No, probably not. The binding latches threw me, didn't realize they're Flows... Maybe one of the guys that rides Flows here will chime in.


----------



## tokyo_dom (Jan 7, 2013)

I have 2012 Ambushes with maybe 60-70 days on them, and i also have Flow bindings. They do have a hole at the ankle where it rubs against a frayed Flow highback wire, but thats fairly obvious why its there.

I also have the 2015 Ambushes with 5-6 days on them but they have no holes. I would guess you had a stick or rock stuck in there for one run that did all the damage, and it fell out when you took your boot out?


----------



## zhengf2 (Mar 11, 2014)

Yeah I can't rule out that there was something in there during the ride...but damn that sucks how easy it was to get a hole like that! My old burton rulers went years with barely a scratch in the same setup - it had hard rubber all around the outside so would take some pretty big force to make a hole

It looks like there's rubber behind the black fabric, which I'm hoping is the main source of the waterproofness and that the black cover is just for looks. Don't want more material to shred off though, now that the opening is there.

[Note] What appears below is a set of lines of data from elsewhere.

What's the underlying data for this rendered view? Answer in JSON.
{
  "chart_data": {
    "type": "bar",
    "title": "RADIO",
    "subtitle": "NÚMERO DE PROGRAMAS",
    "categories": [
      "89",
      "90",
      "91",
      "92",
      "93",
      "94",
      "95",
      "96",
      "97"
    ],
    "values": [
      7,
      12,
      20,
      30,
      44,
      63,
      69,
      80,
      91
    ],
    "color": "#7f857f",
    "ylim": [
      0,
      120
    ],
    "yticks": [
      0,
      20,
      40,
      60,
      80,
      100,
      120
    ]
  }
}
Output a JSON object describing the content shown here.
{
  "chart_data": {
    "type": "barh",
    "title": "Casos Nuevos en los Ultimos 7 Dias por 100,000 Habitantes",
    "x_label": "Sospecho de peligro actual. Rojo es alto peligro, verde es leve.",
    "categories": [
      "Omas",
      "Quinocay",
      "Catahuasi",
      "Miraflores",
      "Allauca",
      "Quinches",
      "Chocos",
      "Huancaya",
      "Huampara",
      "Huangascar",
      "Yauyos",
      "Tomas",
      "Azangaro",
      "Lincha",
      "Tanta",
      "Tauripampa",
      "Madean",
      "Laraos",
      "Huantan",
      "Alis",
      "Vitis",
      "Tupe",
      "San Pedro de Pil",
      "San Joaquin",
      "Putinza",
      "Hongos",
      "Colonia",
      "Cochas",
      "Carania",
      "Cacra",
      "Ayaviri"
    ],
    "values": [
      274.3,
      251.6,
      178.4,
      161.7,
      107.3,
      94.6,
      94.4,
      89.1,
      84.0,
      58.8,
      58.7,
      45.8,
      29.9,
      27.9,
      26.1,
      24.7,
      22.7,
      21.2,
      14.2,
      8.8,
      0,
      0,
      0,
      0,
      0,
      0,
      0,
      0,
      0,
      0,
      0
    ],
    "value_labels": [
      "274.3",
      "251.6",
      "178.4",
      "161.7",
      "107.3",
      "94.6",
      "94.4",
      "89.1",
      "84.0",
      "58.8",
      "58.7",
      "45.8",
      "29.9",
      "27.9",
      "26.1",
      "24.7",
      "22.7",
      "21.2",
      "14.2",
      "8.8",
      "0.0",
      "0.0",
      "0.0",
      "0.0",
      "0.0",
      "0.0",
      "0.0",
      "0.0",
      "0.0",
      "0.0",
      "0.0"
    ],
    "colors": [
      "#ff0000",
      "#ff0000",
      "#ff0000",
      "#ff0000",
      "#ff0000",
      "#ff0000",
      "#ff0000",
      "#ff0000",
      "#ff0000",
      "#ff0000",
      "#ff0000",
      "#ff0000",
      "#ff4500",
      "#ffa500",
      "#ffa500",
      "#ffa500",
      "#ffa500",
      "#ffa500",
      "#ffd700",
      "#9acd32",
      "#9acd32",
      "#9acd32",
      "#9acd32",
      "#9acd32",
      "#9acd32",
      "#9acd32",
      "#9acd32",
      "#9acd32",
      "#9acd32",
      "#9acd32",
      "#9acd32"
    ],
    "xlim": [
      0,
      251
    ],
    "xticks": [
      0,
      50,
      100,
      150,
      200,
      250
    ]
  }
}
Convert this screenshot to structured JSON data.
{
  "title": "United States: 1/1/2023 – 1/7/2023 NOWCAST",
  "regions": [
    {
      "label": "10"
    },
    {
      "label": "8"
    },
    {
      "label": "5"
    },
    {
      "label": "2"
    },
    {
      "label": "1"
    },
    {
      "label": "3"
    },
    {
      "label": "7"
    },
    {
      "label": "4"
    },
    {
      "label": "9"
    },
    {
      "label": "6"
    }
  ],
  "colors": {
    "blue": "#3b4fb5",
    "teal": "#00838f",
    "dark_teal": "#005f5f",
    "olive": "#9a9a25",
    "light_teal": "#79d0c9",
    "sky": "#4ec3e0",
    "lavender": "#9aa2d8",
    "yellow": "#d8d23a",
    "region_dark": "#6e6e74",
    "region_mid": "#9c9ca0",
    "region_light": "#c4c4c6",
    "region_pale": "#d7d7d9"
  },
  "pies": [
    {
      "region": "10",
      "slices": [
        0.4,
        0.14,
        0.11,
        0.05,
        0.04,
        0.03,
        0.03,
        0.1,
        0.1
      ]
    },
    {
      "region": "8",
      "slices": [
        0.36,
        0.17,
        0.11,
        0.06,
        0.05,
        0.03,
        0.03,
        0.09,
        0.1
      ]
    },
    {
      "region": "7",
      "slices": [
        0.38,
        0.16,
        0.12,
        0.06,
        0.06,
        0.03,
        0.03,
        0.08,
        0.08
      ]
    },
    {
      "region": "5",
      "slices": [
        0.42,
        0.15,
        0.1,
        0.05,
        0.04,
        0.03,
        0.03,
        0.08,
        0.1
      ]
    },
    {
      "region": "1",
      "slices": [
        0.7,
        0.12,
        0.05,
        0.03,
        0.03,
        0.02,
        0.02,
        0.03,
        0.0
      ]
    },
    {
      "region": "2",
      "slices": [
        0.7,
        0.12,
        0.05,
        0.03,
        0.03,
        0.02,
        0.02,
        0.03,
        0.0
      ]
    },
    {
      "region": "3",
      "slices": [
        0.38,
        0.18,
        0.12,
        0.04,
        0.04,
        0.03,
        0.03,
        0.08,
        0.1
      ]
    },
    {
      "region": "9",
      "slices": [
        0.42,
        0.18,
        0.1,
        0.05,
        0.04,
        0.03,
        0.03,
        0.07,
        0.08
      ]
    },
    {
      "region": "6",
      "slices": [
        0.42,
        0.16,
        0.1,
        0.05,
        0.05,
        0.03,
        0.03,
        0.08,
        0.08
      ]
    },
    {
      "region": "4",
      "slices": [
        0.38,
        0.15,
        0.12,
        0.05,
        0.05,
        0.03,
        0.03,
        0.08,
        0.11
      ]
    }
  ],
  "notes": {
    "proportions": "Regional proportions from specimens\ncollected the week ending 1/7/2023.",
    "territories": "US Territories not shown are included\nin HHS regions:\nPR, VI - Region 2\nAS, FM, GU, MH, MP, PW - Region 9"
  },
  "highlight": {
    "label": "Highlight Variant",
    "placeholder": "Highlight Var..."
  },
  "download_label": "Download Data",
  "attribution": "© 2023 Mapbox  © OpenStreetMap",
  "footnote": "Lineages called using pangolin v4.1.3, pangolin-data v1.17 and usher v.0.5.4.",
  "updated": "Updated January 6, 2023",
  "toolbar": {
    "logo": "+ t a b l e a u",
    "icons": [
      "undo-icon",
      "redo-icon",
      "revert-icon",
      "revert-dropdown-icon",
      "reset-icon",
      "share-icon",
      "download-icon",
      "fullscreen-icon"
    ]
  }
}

Should I glue it up? Was looking at some Sugru to patch it up


----------



## tokyo_dom (Jan 7, 2013)

2012 Ambushes dont have much waterproofing anymore, dont think its from the hole they have though. I bought a waterproof 'bag' that goes between the inner liner and the outer shell now (10k/10k waterproof rating so it does dissipate sweat... apparently), and that works great.

Some silicone or rubber glue in there might be a good idea though. Sucks to have it happen so soon


----------



## Deacon (Mar 2, 2013)

zhengf2 said:


> Yeah I can't rule out that there was something in there during the ride...but damn that sucks how easy it was to get a hole like that! My old burton rulers went years with barely a scratch in the same setup - it had hard rubber all around the outside so would take some pretty big force to make a hole
> 
> It looks like there's rubber behind the black fabric, which I'm hoping is the main source of the waterproofness and that the black cover is just for looks. Don't want more material to shred off though, now that the opening is there. Should I glue it up? Was looking at some Sugru to patch it up


This is what you want...

https://www.mcnett.com/gearaid/freesole#10410


----------



## bksdds (Jul 2, 2015)

Deacon said:


> This is what you want...
> 
> https://www.mcnett.com/gearaid/freesole#10410


+1. Hope the OP listens to this. I have some and I've found multiple uses for it besides boot repairs.


----------



## zhengf2 (Mar 11, 2014)

Got some freesole on the way! Gonna patch it up and forget it ever happened

Thanks for the help guys


----------